La mattina del 26 aprile 1945, proprio quella del famoso «Aldo dice 26x1», si trova nell'abitazione
di Edgardo Sogno, altra grande figura della Resistenza torinese, in via Donati, per ritirare alcune
armi destinate alla liberazione del Municipio di Torino. Riguardo questo episodio racconterà lui
stesso, a La Stampa, in tempi recenti: «In una via Cernaia ancora distrutta mi trovavo con un
carretto in mano. Una coperta copriva allo sguardo dei pochi passanti il materiale che stavo
trasportando. Passai indenne sotto la Caserma Cernaia. Si rende conto? Oggi è la sede della Scuola
allievi dei carabinieri, ma all’epoca era di stanza la Brigata Nera. Ancora mi domando come sia
stato possibile. A guidarmi era sicuramente l’incoscienza dei vent’anni, ma soprattutto la
consapevolezza che eravamo nell’imminenza di un evento di portata storica. È stata determinante,
in questo, la collaborazione dei Vigili Urbani. Abbiamo così arrestato il podestà Michele Fassio.
C’è una foto che immortala quel momento: con tutto il gruppo siamo ritratti sul balcone del
Municipio già libero. L’edificio è visibilmente danneggiato in più parti per colpa degli attacchi
tedeschi».

Nel suo percorso di giovane partigiano ha incontrato e conosciuto personalità importanti: dal
colonnello Giuseppe Ratti al giurista Paolo Greco, dal futuro vicedirettore La Stampa Carlo
Casalegno all’editore Paolo Boringhieri, dal saggista Franco Antonicelli al politico Vittorio Badini
Confalonieri. E poi ancora don Luigi Cocco, un missionario salesiano che gestiva una delle radio
clandestine partigiane. Per due volte ha rischiato di essere catturato. La prima nel giugno del 1944,
nei giorni dello sbarco in Normandia. Lo avevano praticamente preso, ma approfittò di un momento
di distrazione per scappare, trovando riparo a bordo di un tram.
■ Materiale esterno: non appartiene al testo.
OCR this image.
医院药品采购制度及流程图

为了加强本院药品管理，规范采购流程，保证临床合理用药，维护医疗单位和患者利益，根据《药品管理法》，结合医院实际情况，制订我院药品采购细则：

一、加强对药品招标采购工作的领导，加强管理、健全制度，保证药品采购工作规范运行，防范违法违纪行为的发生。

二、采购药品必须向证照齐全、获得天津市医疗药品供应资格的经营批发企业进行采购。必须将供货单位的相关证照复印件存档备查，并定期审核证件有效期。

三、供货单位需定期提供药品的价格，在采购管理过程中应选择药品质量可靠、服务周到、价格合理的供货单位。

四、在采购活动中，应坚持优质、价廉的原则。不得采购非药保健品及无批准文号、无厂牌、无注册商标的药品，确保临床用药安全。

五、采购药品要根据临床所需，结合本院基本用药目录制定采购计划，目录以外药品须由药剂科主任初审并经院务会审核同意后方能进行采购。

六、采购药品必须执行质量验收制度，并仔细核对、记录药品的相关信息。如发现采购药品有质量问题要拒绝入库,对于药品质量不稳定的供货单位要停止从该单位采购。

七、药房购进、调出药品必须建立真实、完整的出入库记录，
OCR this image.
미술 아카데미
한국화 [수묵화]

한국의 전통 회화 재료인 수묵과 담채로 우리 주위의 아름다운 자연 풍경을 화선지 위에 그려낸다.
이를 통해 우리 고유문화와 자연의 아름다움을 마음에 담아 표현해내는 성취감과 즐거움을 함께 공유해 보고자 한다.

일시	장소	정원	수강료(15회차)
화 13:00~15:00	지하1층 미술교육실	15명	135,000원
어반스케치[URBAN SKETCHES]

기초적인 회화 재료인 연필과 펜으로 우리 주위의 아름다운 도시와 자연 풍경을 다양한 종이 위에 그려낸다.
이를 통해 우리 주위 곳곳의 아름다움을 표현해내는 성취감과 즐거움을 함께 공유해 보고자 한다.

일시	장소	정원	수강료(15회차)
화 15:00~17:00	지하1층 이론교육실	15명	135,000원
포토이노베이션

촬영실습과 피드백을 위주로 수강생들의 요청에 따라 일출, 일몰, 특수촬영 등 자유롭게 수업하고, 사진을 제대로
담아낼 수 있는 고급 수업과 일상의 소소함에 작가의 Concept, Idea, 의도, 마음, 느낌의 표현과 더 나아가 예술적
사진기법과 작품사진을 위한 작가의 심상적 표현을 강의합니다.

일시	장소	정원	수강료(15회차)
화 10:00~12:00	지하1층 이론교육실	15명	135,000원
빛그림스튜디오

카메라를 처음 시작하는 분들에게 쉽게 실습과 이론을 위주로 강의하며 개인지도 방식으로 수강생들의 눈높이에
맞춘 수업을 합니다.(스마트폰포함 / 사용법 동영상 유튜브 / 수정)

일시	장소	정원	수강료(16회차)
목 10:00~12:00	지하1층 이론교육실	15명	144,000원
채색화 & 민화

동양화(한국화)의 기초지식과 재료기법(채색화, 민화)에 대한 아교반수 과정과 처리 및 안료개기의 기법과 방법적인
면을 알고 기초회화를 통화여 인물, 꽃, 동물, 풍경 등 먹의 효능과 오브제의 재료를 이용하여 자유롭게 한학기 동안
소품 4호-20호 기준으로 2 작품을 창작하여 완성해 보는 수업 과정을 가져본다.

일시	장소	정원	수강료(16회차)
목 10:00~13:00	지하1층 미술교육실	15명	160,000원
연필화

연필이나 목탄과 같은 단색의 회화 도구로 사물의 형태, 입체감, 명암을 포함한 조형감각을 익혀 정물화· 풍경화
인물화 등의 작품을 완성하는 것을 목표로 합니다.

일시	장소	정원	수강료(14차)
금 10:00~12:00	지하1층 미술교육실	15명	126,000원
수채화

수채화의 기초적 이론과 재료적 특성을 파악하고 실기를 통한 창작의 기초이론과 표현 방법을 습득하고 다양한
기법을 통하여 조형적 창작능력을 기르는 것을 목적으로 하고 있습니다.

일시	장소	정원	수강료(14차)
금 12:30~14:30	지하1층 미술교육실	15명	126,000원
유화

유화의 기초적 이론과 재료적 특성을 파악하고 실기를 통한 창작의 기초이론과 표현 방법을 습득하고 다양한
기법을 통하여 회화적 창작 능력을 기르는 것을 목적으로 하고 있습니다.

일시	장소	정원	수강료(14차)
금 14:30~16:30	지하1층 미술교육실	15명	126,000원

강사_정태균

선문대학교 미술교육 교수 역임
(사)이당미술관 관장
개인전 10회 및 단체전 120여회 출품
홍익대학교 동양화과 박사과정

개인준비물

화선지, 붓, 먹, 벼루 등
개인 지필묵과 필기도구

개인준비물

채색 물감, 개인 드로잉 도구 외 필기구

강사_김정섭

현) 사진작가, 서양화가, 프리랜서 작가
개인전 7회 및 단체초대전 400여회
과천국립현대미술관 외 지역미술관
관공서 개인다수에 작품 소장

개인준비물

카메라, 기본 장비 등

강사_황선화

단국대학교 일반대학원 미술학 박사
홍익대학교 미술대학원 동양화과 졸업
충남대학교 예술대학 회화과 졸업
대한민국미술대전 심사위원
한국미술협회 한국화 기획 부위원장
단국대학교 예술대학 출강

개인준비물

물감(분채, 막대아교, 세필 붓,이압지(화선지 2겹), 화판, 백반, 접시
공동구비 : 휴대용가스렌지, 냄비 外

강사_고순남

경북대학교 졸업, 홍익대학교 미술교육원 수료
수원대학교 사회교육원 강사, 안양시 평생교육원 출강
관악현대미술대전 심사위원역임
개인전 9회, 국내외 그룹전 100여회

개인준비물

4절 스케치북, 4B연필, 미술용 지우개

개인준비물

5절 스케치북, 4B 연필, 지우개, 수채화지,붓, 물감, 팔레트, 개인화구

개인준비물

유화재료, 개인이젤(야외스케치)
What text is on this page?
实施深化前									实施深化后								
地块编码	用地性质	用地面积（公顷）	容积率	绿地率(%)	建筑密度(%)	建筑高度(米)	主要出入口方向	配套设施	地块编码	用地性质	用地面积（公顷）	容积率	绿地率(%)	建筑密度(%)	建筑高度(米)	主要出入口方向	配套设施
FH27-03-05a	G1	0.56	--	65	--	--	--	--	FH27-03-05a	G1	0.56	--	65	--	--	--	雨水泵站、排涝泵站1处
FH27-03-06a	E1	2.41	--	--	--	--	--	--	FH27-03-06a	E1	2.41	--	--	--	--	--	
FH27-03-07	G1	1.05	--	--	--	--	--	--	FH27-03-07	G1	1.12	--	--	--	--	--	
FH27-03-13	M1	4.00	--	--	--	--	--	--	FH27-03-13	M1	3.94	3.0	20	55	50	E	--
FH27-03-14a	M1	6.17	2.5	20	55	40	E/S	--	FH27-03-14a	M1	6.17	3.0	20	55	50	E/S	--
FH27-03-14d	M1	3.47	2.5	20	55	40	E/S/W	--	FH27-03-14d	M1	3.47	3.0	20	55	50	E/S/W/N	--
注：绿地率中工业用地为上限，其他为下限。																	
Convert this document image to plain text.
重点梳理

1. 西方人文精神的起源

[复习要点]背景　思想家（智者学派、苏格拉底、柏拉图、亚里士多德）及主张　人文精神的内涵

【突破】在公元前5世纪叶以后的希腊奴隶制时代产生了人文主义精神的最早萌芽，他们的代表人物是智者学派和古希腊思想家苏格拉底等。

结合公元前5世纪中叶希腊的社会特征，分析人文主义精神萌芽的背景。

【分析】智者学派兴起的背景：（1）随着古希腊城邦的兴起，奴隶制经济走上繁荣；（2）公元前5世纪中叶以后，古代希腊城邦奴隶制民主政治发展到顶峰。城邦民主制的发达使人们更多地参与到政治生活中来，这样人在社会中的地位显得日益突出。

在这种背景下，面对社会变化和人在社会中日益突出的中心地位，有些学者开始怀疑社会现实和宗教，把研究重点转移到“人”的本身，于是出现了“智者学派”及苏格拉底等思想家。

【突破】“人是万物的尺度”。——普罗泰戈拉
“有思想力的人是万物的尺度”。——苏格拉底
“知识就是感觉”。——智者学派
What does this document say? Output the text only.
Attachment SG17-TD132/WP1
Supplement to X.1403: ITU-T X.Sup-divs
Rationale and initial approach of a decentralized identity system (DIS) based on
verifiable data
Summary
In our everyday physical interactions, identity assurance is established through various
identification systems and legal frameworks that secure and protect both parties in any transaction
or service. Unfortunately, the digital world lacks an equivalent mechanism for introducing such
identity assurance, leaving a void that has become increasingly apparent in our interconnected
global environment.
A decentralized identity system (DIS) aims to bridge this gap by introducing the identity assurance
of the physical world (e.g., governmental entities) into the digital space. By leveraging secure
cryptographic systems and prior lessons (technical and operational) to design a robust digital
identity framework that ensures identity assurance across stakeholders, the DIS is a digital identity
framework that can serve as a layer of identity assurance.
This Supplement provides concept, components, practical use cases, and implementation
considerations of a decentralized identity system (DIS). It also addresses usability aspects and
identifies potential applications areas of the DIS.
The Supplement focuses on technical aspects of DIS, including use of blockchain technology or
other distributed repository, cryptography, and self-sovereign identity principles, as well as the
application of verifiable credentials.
La seconda volta il 21 gennaio 1945: una ragazza repubblichina di 16 anni si era infiltrata facendo
innamorare un membro del suo gruppo. Li denunciò e Cottino riuscì a salvarsi unicamente grazie
alla verduriera sotto casa, che lo aiutò ad essere salvato nell’abitazione di altri torinesi silenziosi,
che lo spacciarono per un loro nipote proveniente dalla Sardegna.